Credit Quinn for that. DQ came up with this “big nickel” concept, an alteration from the traditional nickel alignment where the Cowboys would replace one linebacker with a third cornerback, usually Jourdan Lewis in the slot the past several years. But assuming Quinn watched video of the Cowboys in previous seasons, he saw opposing offenses having a field day running against Dallas in three-receiver sets.
But, by inserting Kearse onto the defense with so many teams running three-receiver offenses as their standard formation, the Cowboys were lining up a 6-4, 222-pounder near the line of scrimmage, better prepared to not only play the run, but also come out of the slot on blitzes and cover these receiver-like tight ends.
And when incumbent safety Donovan Wilson missed eight of the 17 games and the newly acquired Malik Hooker wasn’t quite ready for increased snaps after recovering from his torn Achilles in 2020, the Cowboys certainly needed Kearse on the field, no matter what defense they were playing. Even if that meant he was positioned as the second linebacker at times.
“I think I’m who I am and who I’ve been throughout my career,” Kearse confidently says. “And just playing with Quinn, I give him credit for putting me in the position, and I give me credit for doing what I had to actually do when put in that position.
“I can be put in that position, but if I’m not that player to play at a high level then it’s not going to happen.”
Oh, it “happened” all right. Happened so well the Cowboys had little choice but to re-sign the free-agent Kearse. They did so on March 21, less than a week into free agency, inking him to a two-year, $10 million deal, with $5 million guaranteed at signing, $3.5 million of that up front as a signing bonus. That guarantee is nearly as much as the $5.5 million Kearse earned during his first six seasons in the league.

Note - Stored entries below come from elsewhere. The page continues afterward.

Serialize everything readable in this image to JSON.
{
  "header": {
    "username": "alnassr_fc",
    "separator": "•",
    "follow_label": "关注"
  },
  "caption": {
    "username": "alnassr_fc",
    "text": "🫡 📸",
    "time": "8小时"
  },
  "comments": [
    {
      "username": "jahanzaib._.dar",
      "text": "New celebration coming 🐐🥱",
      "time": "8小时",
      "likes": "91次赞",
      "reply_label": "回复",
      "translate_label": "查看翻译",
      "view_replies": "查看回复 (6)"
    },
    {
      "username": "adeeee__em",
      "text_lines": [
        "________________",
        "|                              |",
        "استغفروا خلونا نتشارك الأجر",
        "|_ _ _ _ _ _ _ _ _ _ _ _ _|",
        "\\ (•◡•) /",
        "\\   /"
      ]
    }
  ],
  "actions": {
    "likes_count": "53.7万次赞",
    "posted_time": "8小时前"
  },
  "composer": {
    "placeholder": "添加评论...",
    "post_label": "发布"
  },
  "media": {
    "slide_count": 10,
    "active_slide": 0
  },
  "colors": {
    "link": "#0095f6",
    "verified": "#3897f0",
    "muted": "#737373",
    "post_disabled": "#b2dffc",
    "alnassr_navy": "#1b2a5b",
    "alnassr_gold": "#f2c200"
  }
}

Kearse had two good reasons not to peddle his wares elsewhere after finding this unique fit with the Cowboys’ Quinn-led defense.
“That played apart, that played apart,” Kearse says of continuing to play for Quinn. “But really the main thing was getting back into this system and having more of an understanding than going somewhere else and having to learn a whole other system.
“Being around great (coaches) like Coach (Joe) Whitt, Coach Al (Harris), DQ and also just being around these guys that I grinded with all last year. We’re a tight knit group and I wanted to build on that .”
For so many years safety has been a position the Cowboys have merely pieced together, not putting a huge draft priority on that spot, nor a salary cap expenditure. Other than moving 2015 first-round cornerback Byron Jones to safety, the other starting safeties since 2015 have been Barry Church and Jeff Heath, both entering the league as rookie free agents, JJ Wilcox (third round), Xavier Woods (sixth round) and Wilson (sixth round).
And if further evidence is needed, just take a look at last offseason when bringing in four veteran free agent safeties, even though the Cowboys were playing Neal as a nickel linebacker before Kearse started inheriting some of those snaps.
Yeah, you bet the Cowboys re-signed Kearse, and Hooker, too, hoping the sixth-year veteran can regain his starting form while another year removed from tearing his Achilles in 2020, though passing on free agents Kazee and Neal. They hope Wilson can stay healthy, and that last year’s sixth-round pick Israel Mukuamu takes the next step. And there also is hope for last year’s rookie free agent Tyler Coyle and another undrafted rookie from this year’s class, Markquese Bell.
But it’s the emergence of Kearse that has the Cowboys sleeping better at nights heading into training camp. And knowing he took full advantage of his 2021 opportunity has Kearse sleeping better, too, realizing, finally, that he belongs, now considered far more than that previously advertised “special teams player.”
When looking back and asked what his goal was last year when deciding to sign with the Cowboys, much of that was thanks to Quinn’s presence. Knowing he was going to have a role on this defense, Kearse says, “To play more than I ever played in my career.
“And I was able to do that.”
Sure did, his preparation meeting that opportunity knocking. Finally.